O primeiro dia de julgamento do caso Henry Borel, ocorrido nesta segunda-feira, 25, no II Tribunal do Júri do Rio, foi marcado por manobras da defesa do ex-vereador Jairo Souza Santos Júnior, conhecido como Jairinho, que buscaram protelar a conclusão do processo. A expectativa era de que quatro testemunhas de acusação fossem ouvidas: os delegados Ana Carolina Lemos e Edson Henrique Damasceno, o médico legista Luiz Airton Saavedra de Paiva e o perito do Ministério Público Luiz Carlos Leal Prestes. No entanto, após uma série de atrasos, a sessão foi suspensa por volta das 17h, com previsão de retorno na terça-feira às 9h. As mesmas testemunhas são aguardadas para o segundo dia.
Manobras da defesa
Na manhã desta segunda, Jairinho voltou atrás da decisão de desconstituir a defesa, após o Ministério Público solicitar sua transferência de Bangu 8 para Bangu 1, presídio de segurança máxima, caso a sessão fosse adiada. O principal advogado do acusado, Fabiano Lopes, havia sofrido um infarto no sábado. Durante a tarde, a defesa protocolou 23 requerimentos de nulidade, questionando provas, dois jurados sorteados e a ordem das oitivas, entre outros pontos. Todos foram indeferidos pela magistrada, que então encerrou a sessão sem que as testemunhas fossem ouvidas.

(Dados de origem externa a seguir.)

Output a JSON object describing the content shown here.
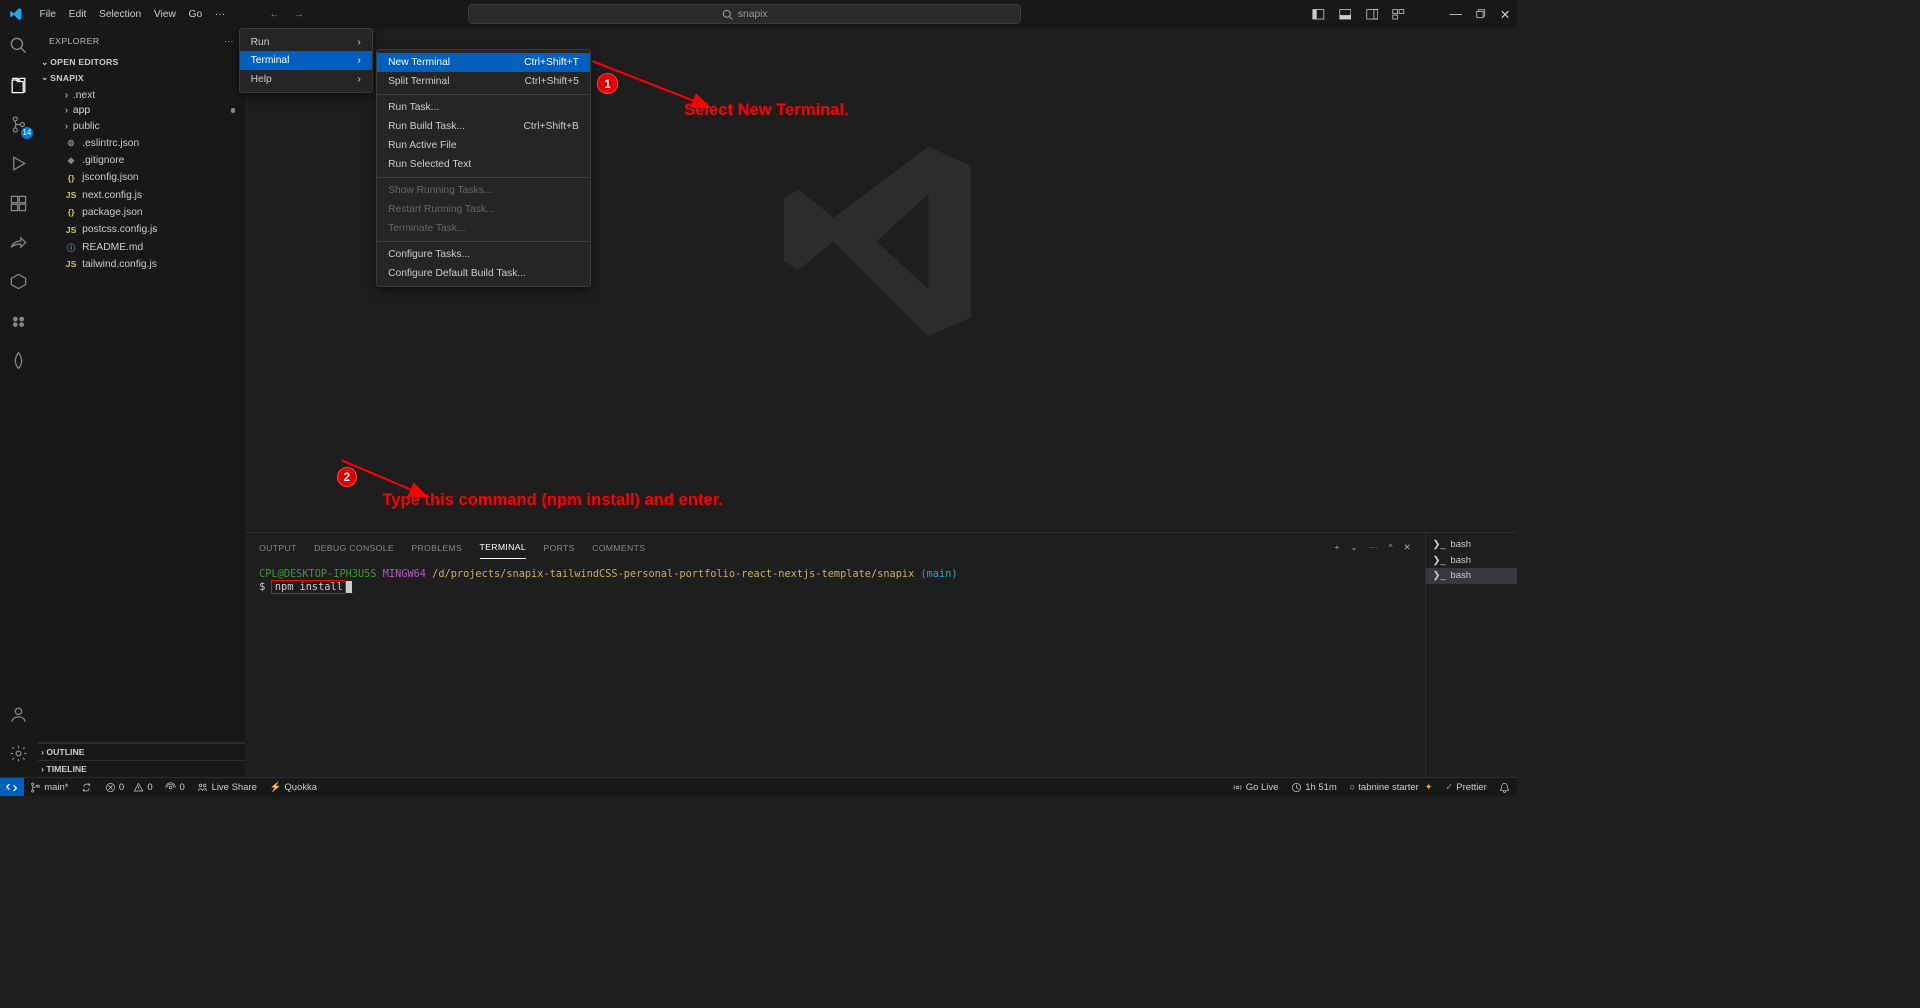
{
  "menubar": {
    "file": "File",
    "edit": "Edit",
    "selection": "Selection",
    "view": "View",
    "go": "Go"
  },
  "search": {
    "text": "snapix"
  },
  "dropdown": {
    "run": "Run",
    "terminal": "Terminal",
    "help": "Help"
  },
  "submenu": {
    "new_terminal": "New Terminal",
    "new_terminal_kbd": "Ctrl+Shift+T",
    "split_terminal": "Split Terminal",
    "split_terminal_kbd": "Ctrl+Shift+5",
    "run_task": "Run Task...",
    "run_build_task": "Run Build Task...",
    "run_build_task_kbd": "Ctrl+Shift+B",
    "run_active_file": "Run Active File",
    "run_selected_text": "Run Selected Text",
    "show_running": "Show Running Tasks...",
    "restart_running": "Restart Running Task...",
    "terminate_task": "Terminate Task...",
    "configure_tasks": "Configure Tasks...",
    "configure_default": "Configure Default Build Task..."
  },
  "sidebar": {
    "title": "EXPLORER",
    "open_editors": "OPEN EDITORS",
    "root": "SNAPIX",
    "folders": [
      {
        "name": ".next",
        "type": "folder"
      },
      {
        "name": "app",
        "type": "folder",
        "modified": true,
        "selected": true
      },
      {
        "name": "public",
        "type": "folder"
      }
    ],
    "files": [
      {
        "name": ".eslintrc.json",
        "icon": "gear"
      },
      {
        "name": ".gitignore",
        "icon": "gear"
      },
      {
        "name": "jsconfig.json",
        "icon": "json"
      },
      {
        "name": "next.config.js",
        "icon": "js"
      },
      {
        "name": "package.json",
        "icon": "json"
      },
      {
        "name": "postcss.config.js",
        "icon": "js"
      },
      {
        "name": "README.md",
        "icon": "info"
      },
      {
        "name": "tailwind.config.js",
        "icon": "js"
      }
    ],
    "outline": "OUTLINE",
    "timeline": "TIMELINE"
  },
  "activitybar": {
    "scm_badge": "14"
  },
  "panel": {
    "tabs": {
      "output": "OUTPUT",
      "debug": "DEBUG CONSOLE",
      "problems": "PROBLEMS",
      "terminal": "TERMINAL",
      "ports": "PORTS",
      "comments": "COMMENTS"
    }
  },
  "terminal": {
    "user": "CPL@DESKTOP-IPH3U5S",
    "host": "MINGW64",
    "path": "/d/projects/snapix-tailwindCSS-personal-portfolio-react-nextjs-template/snapix",
    "branch": "(main)",
    "prompt": "$",
    "command": "npm install"
  },
  "terminal_list": {
    "bash": "bash"
  },
  "statusbar": {
    "branch": "main*",
    "sync": "",
    "errors": "0",
    "warnings": "0",
    "ports": "0",
    "liveshare": "Live Share",
    "quokka": "Quokka",
    "golive": "Go Live",
    "time": "1h 51m",
    "tabnine": "tabnine starter",
    "prettier": "Prettier"
  },
  "annotations": {
    "a1": "Select New Terminal.",
    "a2": "Type this command (npm install) and enter.",
    "b1": "1",
    "b2": "2"
  }
}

A juíza afirmou que parte das manifestações da defesa já havia sido apreciada em instâncias superiores e que alguns questionamentos tratavam de provas “impossíveis” e “irrealizáveis”. Ela também afastou a alegação sobre dois integrantes do júri que, segundo os advogados, seriam servidores municipais. Os advogados de Jairinho negam a intenção de protelar o caso.
Reviravolta no início da sessão
No início do dia, a juíza já lia sua decisão sobre adiar o julgamento, após pedido de Jairinho, quando foi interrompida pela defesa do ex-vereador. Após conversa com advogados, o réu decidiu reconstituir sua banca, incluindo seu filho Luís Fernando Abidu Figueiredo Santos, recém-formado em direito, como um dos integrantes.

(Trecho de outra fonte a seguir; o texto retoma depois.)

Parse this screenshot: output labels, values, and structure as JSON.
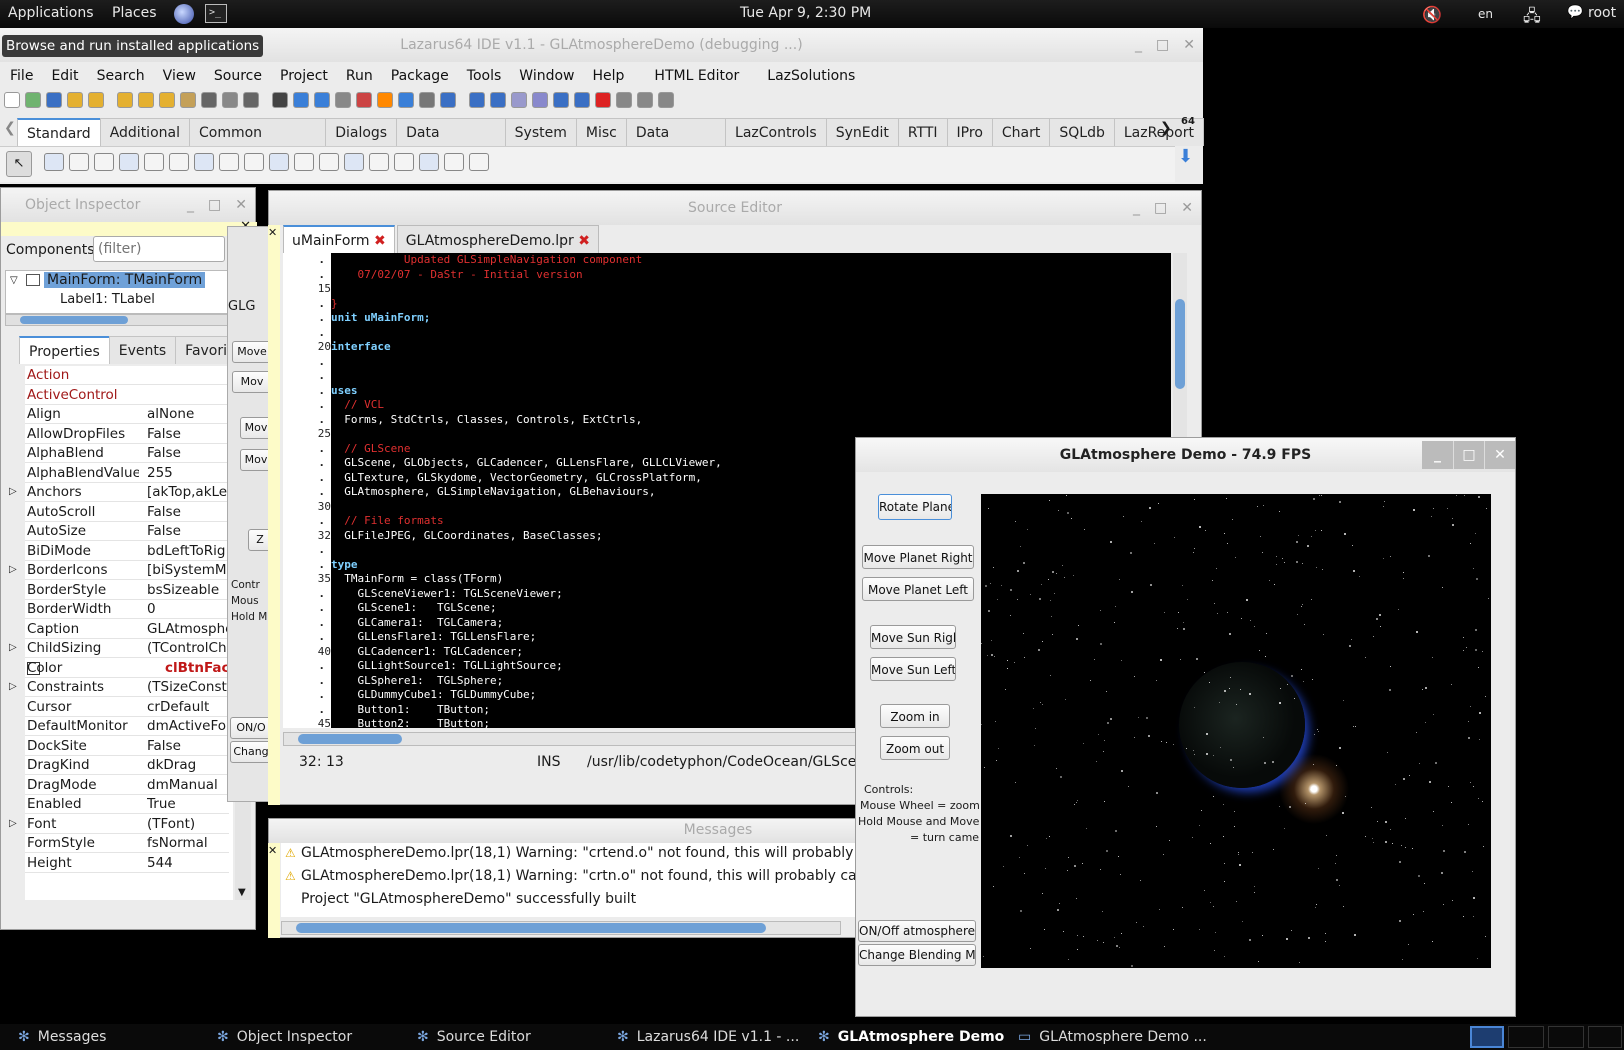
{
  "top_panel": {
    "applications": "Applications",
    "places": "Places",
    "clock": "Tue Apr  9,  2:30 PM",
    "lang": "en",
    "user": "root",
    "tooltip": "Browse and run installed applications"
  },
  "ide": {
    "title": "Lazarus64 IDE v1.1 - GLAtmosphereDemo (debugging ...)",
    "menu": [
      "File",
      "Edit",
      "Search",
      "View",
      "Source",
      "Project",
      "Run",
      "Package",
      "Tools",
      "Window",
      "Help",
      "HTML Editor",
      "LazSolutions"
    ],
    "palette_tabs": [
      "Standard",
      "Additional",
      "Common Controls",
      "Dialogs",
      "Data Controls",
      "System",
      "Misc",
      "Data Access",
      "LazControls",
      "SynEdit",
      "RTTI",
      "IPro",
      "Chart",
      "SQLdb",
      "LazReport"
    ],
    "palette_label": "64"
  },
  "object_inspector": {
    "title": "Object Inspector",
    "components_label": "Components",
    "filter_placeholder": "(filter)",
    "tree": [
      "MainForm: TMainForm",
      "Label1: TLabel"
    ],
    "tabs": [
      "Properties",
      "Events",
      "Favorites"
    ],
    "properties": [
      {
        "name": "Action",
        "value": "",
        "highlight": true
      },
      {
        "name": "ActiveControl",
        "value": "",
        "highlight": true
      },
      {
        "name": "Align",
        "value": "alNone"
      },
      {
        "name": "AllowDropFiles",
        "value": "False"
      },
      {
        "name": "AlphaBlend",
        "value": "False"
      },
      {
        "name": "AlphaBlendValue",
        "value": "255"
      },
      {
        "name": "Anchors",
        "value": "[akTop,akLef",
        "expand": true
      },
      {
        "name": "AutoScroll",
        "value": "False"
      },
      {
        "name": "AutoSize",
        "value": "False"
      },
      {
        "name": "BiDiMode",
        "value": "bdLeftToRig"
      },
      {
        "name": "BorderIcons",
        "value": "[biSystemMe",
        "expand": true
      },
      {
        "name": "BorderStyle",
        "value": "bsSizeable"
      },
      {
        "name": "BorderWidth",
        "value": "0"
      },
      {
        "name": "Caption",
        "value": "GLAtmosphe"
      },
      {
        "name": "ChildSizing",
        "value": "(TControlCh",
        "expand": true
      },
      {
        "name": "Color",
        "value": "clBtnFac",
        "color": true
      },
      {
        "name": "Constraints",
        "value": "(TSizeConst",
        "expand": true
      },
      {
        "name": "Cursor",
        "value": "crDefault"
      },
      {
        "name": "DefaultMonitor",
        "value": "dmActiveFor"
      },
      {
        "name": "DockSite",
        "value": "False"
      },
      {
        "name": "DragKind",
        "value": "dkDrag"
      },
      {
        "name": "DragMode",
        "value": "dmManual"
      },
      {
        "name": "Enabled",
        "value": "True"
      },
      {
        "name": "Font",
        "value": "(TFont)",
        "expand": true
      },
      {
        "name": "FormStyle",
        "value": "fsNormal"
      },
      {
        "name": "Height",
        "value": "544"
      }
    ]
  },
  "form_designer": {
    "label": "GLG",
    "buttons": [
      "Move",
      "Mov",
      "Mov",
      "Mov",
      "Z"
    ],
    "labels": [
      "Contr",
      "Mous",
      "Hold M"
    ],
    "bottom_buttons": [
      "ON/O",
      "Chang"
    ]
  },
  "source_editor": {
    "title": "Source Editor",
    "tabs": [
      "uMainForm",
      "GLAtmosphereDemo.lpr"
    ],
    "status_pos": "32: 13",
    "status_mode": "INS",
    "status_file": "/usr/lib/codetyphon/CodeOcean/GLScene",
    "code_lines": [
      {
        "n": "",
        "t": "           Updated GLSimpleNavigation component",
        "c": "red"
      },
      {
        "n": "",
        "t": "    07/02/07 - DaStr - Initial version",
        "c": "red"
      },
      {
        "n": "15",
        "t": "",
        "c": "white"
      },
      {
        "n": "",
        "t": "}",
        "c": "red"
      },
      {
        "n": "",
        "t": "unit uMainForm;",
        "c": "kw"
      },
      {
        "n": "",
        "t": "",
        "c": "white"
      },
      {
        "n": "20",
        "t": "interface",
        "c": "kw"
      },
      {
        "n": "",
        "t": "",
        "c": "white"
      },
      {
        "n": "",
        "t": "",
        "c": "white"
      },
      {
        "n": "",
        "t": "uses",
        "c": "kw"
      },
      {
        "n": "",
        "t": "  // VCL",
        "c": "red"
      },
      {
        "n": "",
        "t": "  Forms, StdCtrls, Classes, Controls, ExtCtrls,",
        "c": "white"
      },
      {
        "n": "25",
        "t": "",
        "c": "white"
      },
      {
        "n": "",
        "t": "  // GLScene",
        "c": "red"
      },
      {
        "n": "",
        "t": "  GLScene, GLObjects, GLCadencer, GLLensFlare, GLLCLViewer,",
        "c": "white"
      },
      {
        "n": "",
        "t": "  GLTexture, GLSkydome, VectorGeometry, GLCrossPlatform,",
        "c": "white"
      },
      {
        "n": "",
        "t": "  GLAtmosphere, GLSimpleNavigation, GLBehaviours,",
        "c": "white"
      },
      {
        "n": "30",
        "t": "",
        "c": "white"
      },
      {
        "n": "",
        "t": "  // File formats",
        "c": "red"
      },
      {
        "n": "32",
        "t": "  GLFileJPEG, GLCoordinates, BaseClasses;",
        "c": "white"
      },
      {
        "n": "",
        "t": "",
        "c": "white"
      },
      {
        "n": "",
        "t": "type",
        "c": "kw"
      },
      {
        "n": "35",
        "t": "  TMainForm = class(TForm)",
        "c": "white"
      },
      {
        "n": "",
        "t": "    GLSceneViewer1: TGLSceneViewer;",
        "c": "white"
      },
      {
        "n": "",
        "t": "    GLScene1:   TGLScene;",
        "c": "white"
      },
      {
        "n": "",
        "t": "    GLCamera1:  TGLCamera;",
        "c": "white"
      },
      {
        "n": "",
        "t": "    GLLensFlare1: TGLLensFlare;",
        "c": "white"
      },
      {
        "n": "40",
        "t": "    GLCadencer1: TGLCadencer;",
        "c": "white"
      },
      {
        "n": "",
        "t": "    GLLightSource1: TGLLightSource;",
        "c": "white"
      },
      {
        "n": "",
        "t": "    GLSphere1:  TGLSphere;",
        "c": "white"
      },
      {
        "n": "",
        "t": "    GLDummyCube1: TGLDummyCube;",
        "c": "white"
      },
      {
        "n": "",
        "t": "    Button1:    TButton;",
        "c": "white"
      },
      {
        "n": "45",
        "t": "    Button2:    TButton;",
        "c": "white"
      }
    ]
  },
  "messages": {
    "title": "Messages",
    "items": [
      {
        "icon": "warning",
        "text": "GLAtmosphereDemo.lpr(18,1) Warning: \"crtend.o\" not found, this will probably cau"
      },
      {
        "icon": "warning",
        "text": "GLAtmosphereDemo.lpr(18,1) Warning: \"crtn.o\" not found, this will probably cause"
      },
      {
        "icon": "",
        "text": "Project \"GLAtmosphereDemo\" successfully built"
      }
    ]
  },
  "demo": {
    "title": "GLAtmosphere Demo - 74.9 FPS",
    "buttons": {
      "rotate": "Rotate Plane",
      "planet_right": "Move Planet Right",
      "planet_left": "Move Planet Left",
      "sun_right": "Move Sun Righ",
      "sun_left": "Move Sun Left",
      "zoom_in": "Zoom in",
      "zoom_out": "Zoom out",
      "atmosphere": "ON/Off atmosphere",
      "blending": "Change Blending Mo"
    },
    "controls_text": [
      "Controls:",
      "Mouse Wheel = zoom",
      "Hold Mouse and Move",
      "= turn came"
    ]
  },
  "taskbar": [
    "Messages",
    "Object Inspector",
    "Source Editor",
    "Lazarus64 IDE v1.1 - ...",
    "GLAtmosphere Demo",
    "GLAtmosphere Demo ..."
  ]
}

A mãe de Henry, Monique Medeiros, também é ré no caso, respondendo por homicídio qualificado e omissão. O julgamento deveria ter sido iniciado no dia 23 de março, mas os advogados de Jairinho se retiraram do plenário, obrigando o adiamento. O argumento do promotor Fábio Vieira, que defendeu a transferência de Jairinho de Bangu 8, teria mudado a estratégia do ex-vereador neste primeiro dia. Para Vieira, os requerimentos de nulidade “ofendem o bom senso” e tinham como objetivo “induzir os jurados a erro”. A pedido da defesa de Jairinho, estão proibidas imagens dentro do plenário. O julgamento deve durar pelo menos uma semana.